SAR plants not only give refiners the capability to regenerate their spent acid and reduce emissions; they also provide a means to more effectively recover part or all of the plant’s acid gas.
For other, non-refinery industrial users of sulfuric acid, the question of what to do with spent acid streams is more complex. In the vast majority of cases, the quantity of spent acid being produced is too low to justify the construction of a dedicated SAR unit. The primary method of disposal in these cases is neutralization, which involves adding the spent acid slowly to a larger volume of agitated soda-ash solution or slaked-lime slurry. Depending on local regulations, the neutralized solution may then be diluted with water before being discharged.
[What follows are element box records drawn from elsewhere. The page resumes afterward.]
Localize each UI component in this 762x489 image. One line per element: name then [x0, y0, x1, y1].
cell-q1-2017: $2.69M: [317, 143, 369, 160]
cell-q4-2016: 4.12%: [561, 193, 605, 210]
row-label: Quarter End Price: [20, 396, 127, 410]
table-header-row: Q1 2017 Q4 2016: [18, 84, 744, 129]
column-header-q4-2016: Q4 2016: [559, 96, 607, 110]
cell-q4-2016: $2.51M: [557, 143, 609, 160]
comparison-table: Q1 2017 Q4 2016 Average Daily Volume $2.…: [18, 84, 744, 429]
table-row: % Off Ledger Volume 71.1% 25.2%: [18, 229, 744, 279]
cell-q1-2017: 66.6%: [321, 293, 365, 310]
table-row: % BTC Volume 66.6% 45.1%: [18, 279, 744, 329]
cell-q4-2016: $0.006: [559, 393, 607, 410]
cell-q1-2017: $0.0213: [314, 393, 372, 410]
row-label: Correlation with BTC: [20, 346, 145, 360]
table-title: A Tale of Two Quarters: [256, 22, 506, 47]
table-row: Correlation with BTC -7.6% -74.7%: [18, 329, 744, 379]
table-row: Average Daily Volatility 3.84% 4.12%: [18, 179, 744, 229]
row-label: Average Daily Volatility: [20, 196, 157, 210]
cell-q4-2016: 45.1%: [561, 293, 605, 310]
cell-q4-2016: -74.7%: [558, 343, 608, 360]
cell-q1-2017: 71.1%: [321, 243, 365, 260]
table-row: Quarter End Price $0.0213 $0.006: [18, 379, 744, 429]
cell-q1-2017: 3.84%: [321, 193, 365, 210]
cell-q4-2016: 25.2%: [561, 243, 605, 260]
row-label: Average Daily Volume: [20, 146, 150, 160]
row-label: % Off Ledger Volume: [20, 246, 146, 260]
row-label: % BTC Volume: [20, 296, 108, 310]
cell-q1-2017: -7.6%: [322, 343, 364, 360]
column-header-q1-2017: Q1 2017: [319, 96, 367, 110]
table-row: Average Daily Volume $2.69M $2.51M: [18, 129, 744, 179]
When very large volumes of spent sulfuric acid are being generated (>2,000 tons per year), regeneration or recovery may be more economical than neutralization. However, many factors must be considered in evaluating its practicality, such as chemical market conditions, possible reuse within the plant, and geographical proximity to a regeneration or recovery facility. The latter is often less of a limiting factor than is widely perceived.
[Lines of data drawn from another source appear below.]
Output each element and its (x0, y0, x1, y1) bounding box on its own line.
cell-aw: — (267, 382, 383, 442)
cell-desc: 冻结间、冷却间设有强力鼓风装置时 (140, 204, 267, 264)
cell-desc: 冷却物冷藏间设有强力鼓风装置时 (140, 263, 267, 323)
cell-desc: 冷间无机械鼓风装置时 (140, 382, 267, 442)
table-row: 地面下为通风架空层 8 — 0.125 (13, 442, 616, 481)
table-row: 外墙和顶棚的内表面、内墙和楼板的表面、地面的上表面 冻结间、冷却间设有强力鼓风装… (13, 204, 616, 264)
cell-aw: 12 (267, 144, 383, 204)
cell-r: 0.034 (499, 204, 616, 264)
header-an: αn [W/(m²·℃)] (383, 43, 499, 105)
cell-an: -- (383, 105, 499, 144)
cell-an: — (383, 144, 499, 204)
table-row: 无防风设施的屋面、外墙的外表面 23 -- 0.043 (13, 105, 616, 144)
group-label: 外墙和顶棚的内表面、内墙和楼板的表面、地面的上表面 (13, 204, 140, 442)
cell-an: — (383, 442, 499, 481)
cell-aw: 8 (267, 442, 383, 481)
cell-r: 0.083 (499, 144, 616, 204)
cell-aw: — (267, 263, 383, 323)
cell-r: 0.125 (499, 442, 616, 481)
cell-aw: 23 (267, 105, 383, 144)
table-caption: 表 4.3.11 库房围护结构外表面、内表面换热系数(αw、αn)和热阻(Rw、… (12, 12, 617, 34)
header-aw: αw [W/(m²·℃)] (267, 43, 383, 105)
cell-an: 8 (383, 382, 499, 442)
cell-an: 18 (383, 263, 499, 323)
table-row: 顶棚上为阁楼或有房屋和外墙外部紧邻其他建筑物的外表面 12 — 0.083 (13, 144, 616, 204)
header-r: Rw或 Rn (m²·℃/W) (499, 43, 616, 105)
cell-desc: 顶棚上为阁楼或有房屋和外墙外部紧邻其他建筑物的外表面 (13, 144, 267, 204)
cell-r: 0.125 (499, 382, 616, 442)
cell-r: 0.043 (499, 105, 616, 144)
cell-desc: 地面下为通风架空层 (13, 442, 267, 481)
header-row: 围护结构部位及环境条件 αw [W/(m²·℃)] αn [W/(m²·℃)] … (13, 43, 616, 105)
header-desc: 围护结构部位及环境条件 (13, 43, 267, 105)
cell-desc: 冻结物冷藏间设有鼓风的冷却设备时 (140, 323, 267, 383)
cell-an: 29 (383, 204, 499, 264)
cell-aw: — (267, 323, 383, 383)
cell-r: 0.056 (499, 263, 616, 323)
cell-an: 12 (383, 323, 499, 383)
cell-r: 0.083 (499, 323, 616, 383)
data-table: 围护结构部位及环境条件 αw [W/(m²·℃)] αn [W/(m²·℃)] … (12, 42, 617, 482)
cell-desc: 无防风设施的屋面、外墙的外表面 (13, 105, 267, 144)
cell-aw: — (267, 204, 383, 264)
The rising demand for sulfuric acid worldwide, coupled with increasingly strict SOx emissions regulations and a growing corporate focus on reducing environmental footprint has made spent acid regeneration in many instances an attractive alternative to traditional disposal techniques, such as neutralization.
Regeneration represents a win-win sustainable development opportunity that enables sulfuric acid users to contribute to the circular economy, while reducing the costs and risks of hazardous waste disposal. A recent study from McKinsey which focused on Europe, found that the circular economy concept could boost the EU’s resource productivity by 3% through 2030, generating cost savings of over $600 billion a year and nearly $2 trillion more in other economic benefits.
Ultimately, the circumstances surrounding every industrial facility are different and sulfuric regeneration may not always be the right option. Nonetheless, plant operators (particularly those who are producing larger volumes of spent acid), should leverage the expertise of proven companies to evaluate the viability of regeneration and beneficial reuse.